Anleihe-Gläubiger wollen Schulden gegen Aktien eintauschen
NTL soll durch Insolvenz gerettet werden

Die Anleihe-Gläubiger des britischen Kabelnetzbetreiber NTL stehen offenbar kurz vor einer Übernahme des hoch verschuldeten Unternehmens. Nach Informationen des Wall Street Journal planen sie, Bonds im Wert von 11 Mrd. $ gegen NTL-Aktien einzutauschen. Zuvor soll das mit insgesamt 17 Mrd. $ verschuldete Unternehmen unter den Schutz des US-Paragrafen Chapter 11 gestellt werden. Dies ist möglich, weil NTL Sitz und Börsennotierung in New York hat, während das operative Kabelgeschäft in Großbritannien, Irland, der Schweiz, Frankreich und Deutschland (Iesy/Hessen) von London aus betrieben wird.

dri/HB/wsje. Den Alt-Aktionären, allen voran France Télécom mit heute 18 %, sollen zunächst 7,5 % an einer neuen NTL angeboten werden, die sie später auf 24,5 % aufstocken könnten. Wie es heißt, sollen sich NTL, France Télécom und die größten Anleihe-Gläubiger - darunter die Fonds Angelo, Gordon&Co., Appaloosa Investments, Franklin Resources Inc. und von der Citigroup Inc. - auf diesen Rahmen verständigt haben. Die Anmeldung der Insolvenz nach Chapter 11 soll demnach noch in dieser Woche erfolgen.

Offiziell wollte keines der Unternehmen zum laufenden Umstrukturierungsprozess bei NTL Stellung nehmen. Scheitern könnte das Vorhaben an Banken und Netzausrüstern, die 6 Mrd. $ Kredite an NTL ausstehen haben. Eine Lösung muss allerdings bis 1. Mai gefunden werden, weil dann weitere Zinszahlungen an die Gläubiger fällig werden. Bei dem geplanten Tausch von Schulden gegen Aktien würden auch die Anleihe-Gläubiger ihre 11 Mrd. $ zunächst verlieren. Der Börsenwert von NTL liegt nur noch wenig über 100 Mill. $.

Unter Finanzmarkt-Experten wird der Anleihe-Ausfall dennoch nicht als Katastrophe angesehen.

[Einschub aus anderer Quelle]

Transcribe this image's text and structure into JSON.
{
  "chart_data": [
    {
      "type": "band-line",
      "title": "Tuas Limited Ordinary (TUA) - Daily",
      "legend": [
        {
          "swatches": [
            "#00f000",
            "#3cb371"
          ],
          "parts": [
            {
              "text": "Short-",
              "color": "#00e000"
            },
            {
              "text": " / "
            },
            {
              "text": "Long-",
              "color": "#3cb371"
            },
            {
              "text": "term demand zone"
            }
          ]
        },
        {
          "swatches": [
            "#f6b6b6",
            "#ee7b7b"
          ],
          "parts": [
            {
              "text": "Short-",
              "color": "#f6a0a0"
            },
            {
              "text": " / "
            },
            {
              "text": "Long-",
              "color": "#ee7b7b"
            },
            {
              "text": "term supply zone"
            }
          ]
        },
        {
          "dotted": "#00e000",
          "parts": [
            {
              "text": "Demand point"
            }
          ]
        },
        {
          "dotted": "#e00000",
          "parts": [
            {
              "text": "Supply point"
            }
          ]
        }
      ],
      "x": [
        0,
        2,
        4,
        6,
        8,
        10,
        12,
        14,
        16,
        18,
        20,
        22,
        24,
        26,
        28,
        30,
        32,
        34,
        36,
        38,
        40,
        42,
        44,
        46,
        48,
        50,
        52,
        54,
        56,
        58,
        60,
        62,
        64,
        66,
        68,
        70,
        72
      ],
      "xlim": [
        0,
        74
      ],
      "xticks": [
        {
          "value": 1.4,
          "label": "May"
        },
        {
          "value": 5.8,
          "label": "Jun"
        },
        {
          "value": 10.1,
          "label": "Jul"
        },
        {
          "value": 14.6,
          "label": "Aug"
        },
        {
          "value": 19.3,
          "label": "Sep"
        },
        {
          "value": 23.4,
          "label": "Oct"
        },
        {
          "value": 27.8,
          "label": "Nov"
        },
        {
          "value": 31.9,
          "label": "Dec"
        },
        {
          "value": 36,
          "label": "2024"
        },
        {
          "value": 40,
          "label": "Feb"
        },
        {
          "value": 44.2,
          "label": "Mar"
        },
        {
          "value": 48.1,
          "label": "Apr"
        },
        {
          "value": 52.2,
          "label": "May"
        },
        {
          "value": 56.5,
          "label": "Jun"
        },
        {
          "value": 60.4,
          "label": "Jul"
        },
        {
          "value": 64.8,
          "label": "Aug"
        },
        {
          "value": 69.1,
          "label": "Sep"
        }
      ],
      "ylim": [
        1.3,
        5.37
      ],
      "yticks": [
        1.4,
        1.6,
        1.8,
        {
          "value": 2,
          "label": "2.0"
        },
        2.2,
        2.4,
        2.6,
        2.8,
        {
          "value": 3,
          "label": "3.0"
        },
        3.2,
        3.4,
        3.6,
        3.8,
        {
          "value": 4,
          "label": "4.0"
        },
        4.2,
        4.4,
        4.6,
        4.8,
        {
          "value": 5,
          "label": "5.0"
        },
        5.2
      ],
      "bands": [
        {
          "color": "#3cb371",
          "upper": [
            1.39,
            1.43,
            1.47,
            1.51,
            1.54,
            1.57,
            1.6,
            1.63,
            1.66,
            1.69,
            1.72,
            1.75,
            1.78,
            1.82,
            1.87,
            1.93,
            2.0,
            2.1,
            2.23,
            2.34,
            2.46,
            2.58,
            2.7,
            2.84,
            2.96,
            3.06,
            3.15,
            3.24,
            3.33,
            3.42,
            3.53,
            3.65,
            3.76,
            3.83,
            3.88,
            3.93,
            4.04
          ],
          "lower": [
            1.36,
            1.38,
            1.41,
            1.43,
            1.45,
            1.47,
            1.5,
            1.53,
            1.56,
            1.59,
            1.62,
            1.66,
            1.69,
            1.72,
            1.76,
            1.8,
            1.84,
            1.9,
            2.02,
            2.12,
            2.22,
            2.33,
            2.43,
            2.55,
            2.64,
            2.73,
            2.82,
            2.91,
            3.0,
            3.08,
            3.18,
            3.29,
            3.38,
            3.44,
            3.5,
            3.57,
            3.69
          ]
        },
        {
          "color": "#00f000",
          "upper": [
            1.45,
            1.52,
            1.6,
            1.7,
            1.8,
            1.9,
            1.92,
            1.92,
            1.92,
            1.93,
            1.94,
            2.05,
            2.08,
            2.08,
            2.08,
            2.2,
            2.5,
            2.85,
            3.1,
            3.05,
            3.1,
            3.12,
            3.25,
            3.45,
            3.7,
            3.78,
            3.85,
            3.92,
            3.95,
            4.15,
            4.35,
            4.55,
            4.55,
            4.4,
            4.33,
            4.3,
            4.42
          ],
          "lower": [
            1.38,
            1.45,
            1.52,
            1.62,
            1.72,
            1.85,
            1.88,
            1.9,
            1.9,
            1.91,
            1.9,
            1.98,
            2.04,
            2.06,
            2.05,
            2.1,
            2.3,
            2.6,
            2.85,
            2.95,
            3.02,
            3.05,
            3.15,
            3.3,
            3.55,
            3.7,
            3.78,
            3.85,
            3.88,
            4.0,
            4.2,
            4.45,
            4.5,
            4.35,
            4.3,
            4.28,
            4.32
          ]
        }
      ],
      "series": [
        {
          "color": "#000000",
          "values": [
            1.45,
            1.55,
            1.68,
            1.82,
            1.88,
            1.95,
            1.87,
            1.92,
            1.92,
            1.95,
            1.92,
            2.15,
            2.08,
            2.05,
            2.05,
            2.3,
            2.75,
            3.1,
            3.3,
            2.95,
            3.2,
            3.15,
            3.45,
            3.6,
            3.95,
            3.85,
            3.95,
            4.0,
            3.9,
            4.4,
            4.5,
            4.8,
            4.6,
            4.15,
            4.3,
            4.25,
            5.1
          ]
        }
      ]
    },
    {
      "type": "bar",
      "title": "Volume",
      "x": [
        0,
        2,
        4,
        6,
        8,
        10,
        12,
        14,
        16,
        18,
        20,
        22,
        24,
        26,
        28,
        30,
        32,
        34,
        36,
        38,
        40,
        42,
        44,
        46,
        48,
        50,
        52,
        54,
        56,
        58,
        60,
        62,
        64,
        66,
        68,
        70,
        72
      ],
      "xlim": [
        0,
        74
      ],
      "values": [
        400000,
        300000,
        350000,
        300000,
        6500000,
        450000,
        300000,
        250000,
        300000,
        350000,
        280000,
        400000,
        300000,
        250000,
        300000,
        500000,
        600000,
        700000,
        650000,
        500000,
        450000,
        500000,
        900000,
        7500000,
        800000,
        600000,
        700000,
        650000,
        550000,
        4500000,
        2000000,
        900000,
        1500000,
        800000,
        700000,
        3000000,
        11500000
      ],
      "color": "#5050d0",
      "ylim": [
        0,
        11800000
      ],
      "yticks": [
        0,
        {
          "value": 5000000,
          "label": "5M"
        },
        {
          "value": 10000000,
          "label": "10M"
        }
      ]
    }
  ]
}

Bei Anleihen an NTL sei klar gewesen, dass es sich um Junk-Bonds handelte, die ein hohes Ausfall-Risiko in sich bergen, heißt es. Die Rating-Agentur Standard & Poor?s hatte die Kreditwürdigkeit von NTL seit jeher als sehr gering eingestuft, und sie vergangene Woche weiter abgewertet. Der Fall NTL gilt Analysten zufolge daher nicht als so schlimm wie etwa der Fall Enron: Zwar wird der Kreditausfall bei NTL höher sein. Enron hatten die Experten hingegen bis zur Pleite als seriöses Unternehmen eingestuft.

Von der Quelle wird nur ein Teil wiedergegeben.